Some contributors not only reject ideas that might go some way towards alleviating the problem of sexual violence, they actually propose ideas that will make the problem worse. Sassafras Lowrey encourages rape survivors to seek out sexual partners with a taste for violence, otherwise known as ‘joining the BDSM community’, and Tina Horn presents prostitution as a benign career route for young women. This is the central principle of liberal feminism taken to its logical conclusion: a woman should be able to do anything she likes, whether that be selling sex or inviting consensual sexual violence, since all of her desires and choices must necessarily be good, no matter where they come from or where they lead. And if anything bad comes from following this principle, then we return to the only solution that liberal feminism has to offer: ‘teach men not to rape.’
But then what else can liberal feminists advise? They have made the error of buying into an ideology that has always best served the likes of Hugh Hefner and Harvey Weinstein, his true heir. And from this they derive the false belief that women are still suffering only because the sexual liberation project of the 1960s is unfinished, rather than because it was always inherently flawed. Thus they prescribe more and more freedom and are continually surprised when their prescription doesn’t cure the disease.

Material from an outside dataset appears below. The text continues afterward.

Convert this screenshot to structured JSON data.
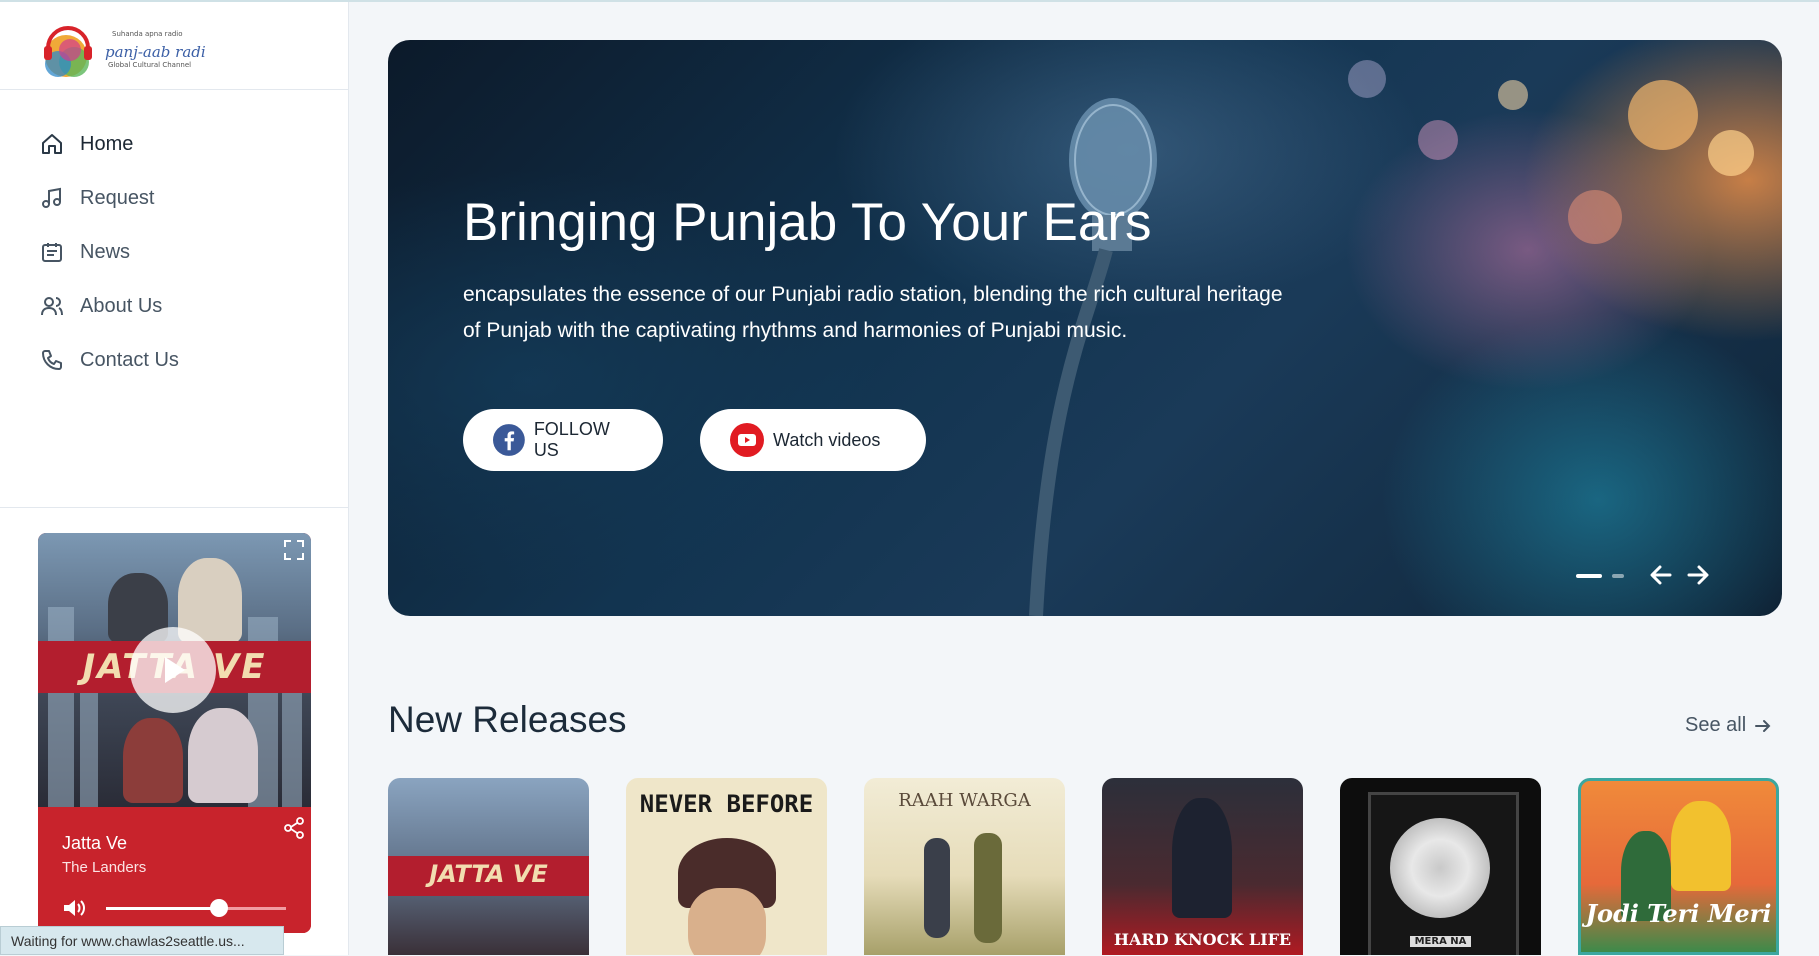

This fact becomes clear when we look at the twenty-first-century university campus, where the gospel of sexual liberation is preached loudest and where BDSM societies27 and ‘Sex Weeks’28 are the new normal.29 At the beginning of term, freshers are given a lecture on the importance of consent and sent on their way with ‘I heart consent’ badges and tote bags. The rule they’re taught is simple enough: with consent, anything goes. And yet this simple rule is broken again and again, both through rape and through the more subtle forms of coercion that so many women recounted during Me Too. Few liberal feminists are willing to draw the link between the culture of sexual hedonism they promote and the anxieties over campus rape that have emerged at exactly the same time.
If they did, they might be forced to recognise that they have done a terrible thing in advising inexperienced young women to seek out situations in which they are alone and drunk with horny men who are not only bigger and stronger than they are but are also likely to have been raised on the kind of porn that normalises aggression, coercion and pain. But in liberal feminist circles you’re not supposed to talk about the influence of online porn, or BDSM, or hook-up culture, or any of the other malign elements of our new sexual culture, because to do so would be to question the doctrine of sexual freedom. So young women are forced to learn for themselves that freedom has costs, and they are forced to learn the hard way, every time.